Lilly's Tragic Childhood
Lilly confronts Roy with her own abusive background: "It's all a matter of comparison, right? In the good neighborhoods you were raised in, and stacked up against the other mothers you saw there, I stank. But I didn't grow up in that kind of environment, Roy. Where I was raised a kid was lucky if he got three months of school in his life. Lucky if he didn't die of rickets or hookworm or plain old starvation, or something worse. I can't remember a day, from the time I was old enough to remember anything, that I had enough to eat and didn't get a beating..."

Jim Thompson knew the reality of poverty firsthand, both as a boy and a man. He rejected the contemporary American optimism of the affluent society brought on by capitalism and "free enterprise." He could see the oppressive side of capitalism, the ways poverty spawns dysfunction, turns family members against one another, propagates emotional and physical abuse.

Harrowing Revelation
Roy has a round of luscious sex with Carol, the nurse Lilly hired to tend to him while recovering. But then Roy asks Carol about the last time she had sex.

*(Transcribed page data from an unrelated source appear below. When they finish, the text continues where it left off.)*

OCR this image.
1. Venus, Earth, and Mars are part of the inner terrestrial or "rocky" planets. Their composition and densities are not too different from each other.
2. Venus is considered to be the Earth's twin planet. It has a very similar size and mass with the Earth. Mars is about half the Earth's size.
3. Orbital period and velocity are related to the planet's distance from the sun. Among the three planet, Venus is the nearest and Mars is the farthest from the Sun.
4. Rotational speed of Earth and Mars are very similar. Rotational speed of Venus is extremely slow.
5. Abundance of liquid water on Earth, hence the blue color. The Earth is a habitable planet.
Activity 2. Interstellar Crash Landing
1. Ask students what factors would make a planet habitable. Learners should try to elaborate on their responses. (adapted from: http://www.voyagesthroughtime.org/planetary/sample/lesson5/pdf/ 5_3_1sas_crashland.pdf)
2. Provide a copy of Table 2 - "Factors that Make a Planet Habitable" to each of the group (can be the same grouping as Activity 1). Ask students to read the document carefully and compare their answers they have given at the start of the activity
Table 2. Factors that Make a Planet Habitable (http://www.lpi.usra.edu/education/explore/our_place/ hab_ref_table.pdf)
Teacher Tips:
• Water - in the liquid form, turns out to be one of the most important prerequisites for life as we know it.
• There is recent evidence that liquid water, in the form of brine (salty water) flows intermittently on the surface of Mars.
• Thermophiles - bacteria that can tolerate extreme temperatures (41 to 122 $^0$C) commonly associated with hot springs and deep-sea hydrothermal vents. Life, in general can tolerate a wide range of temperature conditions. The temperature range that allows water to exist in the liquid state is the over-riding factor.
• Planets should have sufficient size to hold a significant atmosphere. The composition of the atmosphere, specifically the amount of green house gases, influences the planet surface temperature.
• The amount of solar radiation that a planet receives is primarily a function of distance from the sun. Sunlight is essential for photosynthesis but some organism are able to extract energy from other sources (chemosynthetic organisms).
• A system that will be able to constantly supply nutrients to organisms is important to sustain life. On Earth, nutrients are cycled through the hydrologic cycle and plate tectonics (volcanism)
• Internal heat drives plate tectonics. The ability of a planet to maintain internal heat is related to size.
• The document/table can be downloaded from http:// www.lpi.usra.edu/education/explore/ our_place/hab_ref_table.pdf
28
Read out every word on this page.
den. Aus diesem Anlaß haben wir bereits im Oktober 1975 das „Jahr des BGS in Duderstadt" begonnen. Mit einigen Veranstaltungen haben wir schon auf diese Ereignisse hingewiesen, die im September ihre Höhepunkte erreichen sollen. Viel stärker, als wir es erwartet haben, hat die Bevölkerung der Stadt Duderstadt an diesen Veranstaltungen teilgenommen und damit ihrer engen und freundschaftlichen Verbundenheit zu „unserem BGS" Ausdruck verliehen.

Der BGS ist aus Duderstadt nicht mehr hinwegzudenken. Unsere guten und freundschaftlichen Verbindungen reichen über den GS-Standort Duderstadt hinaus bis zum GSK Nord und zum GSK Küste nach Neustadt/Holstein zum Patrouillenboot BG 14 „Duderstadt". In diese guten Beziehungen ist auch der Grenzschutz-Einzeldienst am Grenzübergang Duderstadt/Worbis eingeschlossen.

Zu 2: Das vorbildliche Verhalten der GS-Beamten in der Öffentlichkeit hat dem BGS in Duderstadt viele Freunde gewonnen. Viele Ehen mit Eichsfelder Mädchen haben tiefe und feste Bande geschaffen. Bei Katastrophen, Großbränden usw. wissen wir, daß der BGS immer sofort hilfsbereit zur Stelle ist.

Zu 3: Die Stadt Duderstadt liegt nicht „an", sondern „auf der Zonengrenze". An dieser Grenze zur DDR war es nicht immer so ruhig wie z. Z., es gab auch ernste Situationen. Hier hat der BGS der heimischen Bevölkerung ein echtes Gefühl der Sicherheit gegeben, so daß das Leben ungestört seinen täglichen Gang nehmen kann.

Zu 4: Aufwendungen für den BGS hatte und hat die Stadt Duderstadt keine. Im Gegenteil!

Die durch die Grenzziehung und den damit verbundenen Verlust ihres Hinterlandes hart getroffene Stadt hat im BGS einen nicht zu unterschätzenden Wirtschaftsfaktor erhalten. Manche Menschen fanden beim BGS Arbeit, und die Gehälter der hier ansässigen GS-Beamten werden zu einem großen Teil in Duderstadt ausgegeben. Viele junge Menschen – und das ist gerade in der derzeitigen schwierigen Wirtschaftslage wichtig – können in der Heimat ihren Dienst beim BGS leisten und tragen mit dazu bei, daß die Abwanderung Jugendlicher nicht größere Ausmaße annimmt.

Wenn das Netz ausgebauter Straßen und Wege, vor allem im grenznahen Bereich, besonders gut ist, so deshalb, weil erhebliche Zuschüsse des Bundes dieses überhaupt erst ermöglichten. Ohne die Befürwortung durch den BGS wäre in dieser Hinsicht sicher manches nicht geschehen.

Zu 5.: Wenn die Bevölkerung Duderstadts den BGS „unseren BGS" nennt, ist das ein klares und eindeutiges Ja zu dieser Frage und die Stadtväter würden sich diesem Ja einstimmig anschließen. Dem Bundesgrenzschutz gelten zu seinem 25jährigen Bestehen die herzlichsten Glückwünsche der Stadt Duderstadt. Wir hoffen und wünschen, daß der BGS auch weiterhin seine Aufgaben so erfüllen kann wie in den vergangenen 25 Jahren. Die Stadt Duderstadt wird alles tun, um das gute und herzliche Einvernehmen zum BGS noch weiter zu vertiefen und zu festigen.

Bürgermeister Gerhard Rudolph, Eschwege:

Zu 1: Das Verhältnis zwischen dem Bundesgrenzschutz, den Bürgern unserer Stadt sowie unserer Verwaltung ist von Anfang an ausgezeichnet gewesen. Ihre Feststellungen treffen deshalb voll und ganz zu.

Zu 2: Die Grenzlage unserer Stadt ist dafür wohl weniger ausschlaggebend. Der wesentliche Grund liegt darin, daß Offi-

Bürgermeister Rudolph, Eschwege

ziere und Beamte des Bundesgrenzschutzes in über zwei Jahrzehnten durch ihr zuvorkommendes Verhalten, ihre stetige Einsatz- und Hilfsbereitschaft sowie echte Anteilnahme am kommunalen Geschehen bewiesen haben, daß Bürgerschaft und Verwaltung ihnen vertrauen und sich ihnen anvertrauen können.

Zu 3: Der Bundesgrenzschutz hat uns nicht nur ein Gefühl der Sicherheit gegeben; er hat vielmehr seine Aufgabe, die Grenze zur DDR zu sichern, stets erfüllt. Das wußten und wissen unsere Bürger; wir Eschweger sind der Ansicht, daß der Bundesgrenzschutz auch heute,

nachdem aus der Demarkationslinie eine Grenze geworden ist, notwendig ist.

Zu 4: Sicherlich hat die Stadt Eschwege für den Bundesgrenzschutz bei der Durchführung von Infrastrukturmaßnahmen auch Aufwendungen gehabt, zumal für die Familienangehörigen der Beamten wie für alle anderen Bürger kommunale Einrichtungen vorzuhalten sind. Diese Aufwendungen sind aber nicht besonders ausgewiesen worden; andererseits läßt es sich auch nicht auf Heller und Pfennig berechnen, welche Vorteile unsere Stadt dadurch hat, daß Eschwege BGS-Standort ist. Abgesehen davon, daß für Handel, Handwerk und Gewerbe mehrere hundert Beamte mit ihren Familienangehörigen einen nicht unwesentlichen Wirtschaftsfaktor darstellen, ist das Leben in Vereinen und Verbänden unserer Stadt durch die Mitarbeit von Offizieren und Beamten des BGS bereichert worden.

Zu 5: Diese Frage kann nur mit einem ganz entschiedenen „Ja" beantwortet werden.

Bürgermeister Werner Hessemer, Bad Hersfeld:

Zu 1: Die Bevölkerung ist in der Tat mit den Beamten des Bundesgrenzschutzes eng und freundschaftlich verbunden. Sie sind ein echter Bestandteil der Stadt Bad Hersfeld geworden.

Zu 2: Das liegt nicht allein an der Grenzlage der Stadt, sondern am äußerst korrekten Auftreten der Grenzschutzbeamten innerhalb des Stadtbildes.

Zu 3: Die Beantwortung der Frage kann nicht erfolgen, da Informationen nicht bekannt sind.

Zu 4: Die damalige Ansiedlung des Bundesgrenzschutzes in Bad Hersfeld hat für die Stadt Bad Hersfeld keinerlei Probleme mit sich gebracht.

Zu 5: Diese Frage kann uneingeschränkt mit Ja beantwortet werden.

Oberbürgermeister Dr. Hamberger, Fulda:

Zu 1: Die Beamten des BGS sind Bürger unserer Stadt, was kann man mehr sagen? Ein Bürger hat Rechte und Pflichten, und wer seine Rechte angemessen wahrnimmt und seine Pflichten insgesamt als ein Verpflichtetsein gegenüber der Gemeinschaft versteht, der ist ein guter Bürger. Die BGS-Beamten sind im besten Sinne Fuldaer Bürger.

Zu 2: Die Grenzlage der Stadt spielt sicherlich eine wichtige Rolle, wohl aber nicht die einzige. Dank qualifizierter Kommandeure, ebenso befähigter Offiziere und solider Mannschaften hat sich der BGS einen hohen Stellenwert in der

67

Carol reports: "It was there." She extended the tattooed arm. "There also I was made sterile." As if reading from a fairy tale, as if describing the trauma of someone else entirely, Carol goes on to relate her experience as a child of seven or eight in a Nazi concentration camp.

Reading this section of Grifters is both heart-wrenching and revealing. Jim Thompson switches narrative registers to convey the depth of Carol's tragedy. Yet Roy, forever the slick, smooth-talking grifter, proves incapable of relating or responding to Carol on a deeper, more dramatic level.

It can not be emphasized enough: the film The Grifters is super but don't miss out on reading Jim Thompson's absolutely first-rate novel.